RUBRICA RAINBOW 2011

(di Elios Moschella) – Gennaio 2011

Nei precedenti articoli avevamo già accennato a un restyling della  rubrica Rainbow.

Precisamente avevamo pensato ad un aggiustamento della rotta verso una precisa direzione: sensibilizzare e concretizzare come il colore possa modificare in meglio la qualità della nostra vita.

Tutto ciò, naturalmente, non dovrà avvenire a scapito della molteplicità di opinioni (alcune a volte contrastanti) espresse dai singoli autori nell’anno precedente; crediamo infatti che la differenza non sia un ostacolo, bensì un incentivo. Come ci ricorda Henry Matisse “Io non dipingo le cose ma la differenza fra le cose”. D’altronde affrontando il tema del colore non potevamo affrontare le multiformi e varie tematiche in “monocromia”; sarebbe stato un paradosso!

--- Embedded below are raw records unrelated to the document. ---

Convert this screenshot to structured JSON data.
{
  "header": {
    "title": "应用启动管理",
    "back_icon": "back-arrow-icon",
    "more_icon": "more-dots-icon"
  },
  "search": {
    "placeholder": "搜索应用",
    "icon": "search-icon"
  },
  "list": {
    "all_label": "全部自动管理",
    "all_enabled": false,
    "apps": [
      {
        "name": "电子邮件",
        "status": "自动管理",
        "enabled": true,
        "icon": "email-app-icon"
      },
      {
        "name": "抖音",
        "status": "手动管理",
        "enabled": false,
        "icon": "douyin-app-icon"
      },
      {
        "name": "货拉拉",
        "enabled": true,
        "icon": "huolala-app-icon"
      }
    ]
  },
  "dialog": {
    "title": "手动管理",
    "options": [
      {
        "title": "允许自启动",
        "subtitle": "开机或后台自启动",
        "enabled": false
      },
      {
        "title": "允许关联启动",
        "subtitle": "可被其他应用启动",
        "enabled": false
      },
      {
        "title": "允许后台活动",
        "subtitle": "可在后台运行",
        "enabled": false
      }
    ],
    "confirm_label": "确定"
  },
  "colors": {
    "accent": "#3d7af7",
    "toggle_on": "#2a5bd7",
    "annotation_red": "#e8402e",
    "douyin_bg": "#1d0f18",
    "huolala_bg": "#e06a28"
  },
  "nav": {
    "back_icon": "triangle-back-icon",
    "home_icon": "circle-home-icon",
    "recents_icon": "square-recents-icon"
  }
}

Pensiamo quindi che la scelta degli ambiti curatida un unico coordinatore (cfr tabella seguente), il nuovo logo (che simbolicamente richiama il movimento) e la capacità del colore di dare all’ambiente contemporaneamente sia momenti di relax e stasi, sia di progressione e di evoluzione, siano elementi che apporteranno alla rubrica ulteriori benefici e riconoscibilità. Siamo ben consci che il “restyling” grafico da solo non possiede poteri “magici”, ma è ormai noto che la comunicazione è attraversata da processi di collegamenti visivi, di ridondanza di immagini e segni.

Categorie Rubrica

Il desiderio, non tanto recondito, è quello di stimolare i lettori di questa rubrica non solo a una riflessione sui vari aspetti che, di volta in volta, saranno trattati, ma di avviare un dibattito e che sia possibile ascoltare i protagonisti, gli operatori, coloro insomma, che concretamente utilizzano il colore. Non dobbiamo limitarci ai cosiddetti “addetti ai lavori”: è necessario comprendere e ascoltare i committenti, siano essi aziende o singoli privati. Nessuno nega la difficoltà che l’attuale momento di crisi ha evidenziato: in fondo per molti il colore è un “surplus”, un lusso. Ma il termine crisi deriva da una parola greca che sostanzialmente richiama alla decisione, alla capacità di superare un ostacolo. Da una crisi è possibile uscire in diverse maniere: crediamo che una soluzione sia quella di “approfittare” di questo momento per migliorare la vita delle persone agendo anche attraverso il “semplice” utilizzo di un colore.

Agire quindi costruire.

All’interno di uno stupendo libro di Paul Watzlawick è riportata una citazione di Heinz Von Foerster che val la pena di riproporre per la sua attualità e per l’assonanza con gli obiettivi di questa rubrica: “Se vuoi vedere impara ad agire”.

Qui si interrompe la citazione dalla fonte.